Stop Zipping JPEGs: A File‑Type Guide to Effective Compression
Not all files benefit from compression equally. This practical guide helps you decide what to compress, what to simply “store,” and how to balance speed and size so your archives are lean without wasting time.
Why Some Files Shrink (and Others Don’t)
Compression works by finding patterns and redundancies, which text and structured data often contain in abundance. Many modern media formats—like JPEG photos, MP3 audio, and MP4 videos—already apply strong compression internally, so wrapping them in a ZIP rarely reduces size further. In fact, trying to re-compress them can cost extra CPU time and battery life without meaningful savings. On the other hand, plain text, CSV, JSON, source code, and logs are rich in patterns, making them prime candidates for significant size reductions in a ZIP archive.
What to Compress vs. What to Store
Compress these for best results: plain text (TXT), logs, CSV/TSV, JSON/YAML, HTML/CSS/JS, XML, and many proprietary text-based configs. These are typically highly redundant and shrink dramatically. Consider storing (no compression) these to save time with minimal size penalty: JPEG/JPG, PNG, GIF, WebP, HEIC, MP3/AAC/FLAC, MP4/MKV, PDFs that are already optimized, and files that are themselves archives like ZIP, 7z, RAR, or DOCX/XLSX/PPTX (which are ZIP containers under the hood). If you’re unsure, try a quick test on one representative file: compress it once and compare the before/after sizes. If the reduction is negligible (e.g., less than a few percent), use “store” for that file type.

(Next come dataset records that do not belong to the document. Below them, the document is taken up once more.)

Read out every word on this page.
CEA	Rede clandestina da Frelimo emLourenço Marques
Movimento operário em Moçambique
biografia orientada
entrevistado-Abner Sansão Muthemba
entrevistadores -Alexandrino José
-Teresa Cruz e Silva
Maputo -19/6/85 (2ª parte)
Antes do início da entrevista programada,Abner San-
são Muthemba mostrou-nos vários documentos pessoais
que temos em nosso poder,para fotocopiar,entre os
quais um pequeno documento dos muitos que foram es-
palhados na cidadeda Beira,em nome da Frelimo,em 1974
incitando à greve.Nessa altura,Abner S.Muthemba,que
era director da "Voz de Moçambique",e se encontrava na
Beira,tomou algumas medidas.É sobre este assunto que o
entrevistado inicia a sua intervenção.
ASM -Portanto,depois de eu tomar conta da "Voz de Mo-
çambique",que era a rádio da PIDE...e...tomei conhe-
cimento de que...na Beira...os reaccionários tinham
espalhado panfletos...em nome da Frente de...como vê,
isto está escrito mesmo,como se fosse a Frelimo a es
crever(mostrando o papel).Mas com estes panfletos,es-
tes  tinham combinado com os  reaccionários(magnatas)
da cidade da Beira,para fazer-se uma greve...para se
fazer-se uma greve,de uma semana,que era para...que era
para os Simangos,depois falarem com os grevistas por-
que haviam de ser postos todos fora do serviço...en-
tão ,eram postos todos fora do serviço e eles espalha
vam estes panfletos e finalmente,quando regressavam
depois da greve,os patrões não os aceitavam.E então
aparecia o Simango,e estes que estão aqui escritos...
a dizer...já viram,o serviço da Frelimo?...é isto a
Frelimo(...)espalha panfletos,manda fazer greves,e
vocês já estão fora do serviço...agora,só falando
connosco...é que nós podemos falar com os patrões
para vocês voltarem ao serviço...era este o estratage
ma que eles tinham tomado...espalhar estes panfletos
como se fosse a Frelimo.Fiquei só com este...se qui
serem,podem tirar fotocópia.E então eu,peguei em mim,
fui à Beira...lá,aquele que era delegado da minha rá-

Balancing Speed, Battery, and Size
Compression isn’t free—you pay in CPU time and energy. If you’re archiving large amounts of highly compressible text, using a moderate compression level often yields most of the gains while finishing much faster than the max level. For media-heavy bundles that are mostly JPEGs or MP4s, choose “store” so the archiving step completes quickly and extraction is instant. This approach is especially helpful on laptops and mobile devices where battery life matters. Rule of thumb: compress where the size drops visibly; store where it doesn’t.
Make File‑Type Rules Part of Your Archiving Routine
You don’t need to fine‑tune every file by hand. Create a simple list of extensions that should be compressed (txt, csv, json, xml, html, css, js) and another list that should be stored (jpg, jpeg, png, gif, webp, mp3, mp4, mkv, pdf, zip, 7z, rar, docx, xlsx, pptx). Applying those rules keeps archives small where it matters and fast where compression adds no value. In WC ZIP, you can assemble archives in the browser and choose the compression method per file or batch by type—use “Deflate” for text‑heavy items and “Store” for already‑compressed media and existing archives. Over time, these habits eliminate wasted work and produce consistent, efficient bundles you can share or deploy with confidence.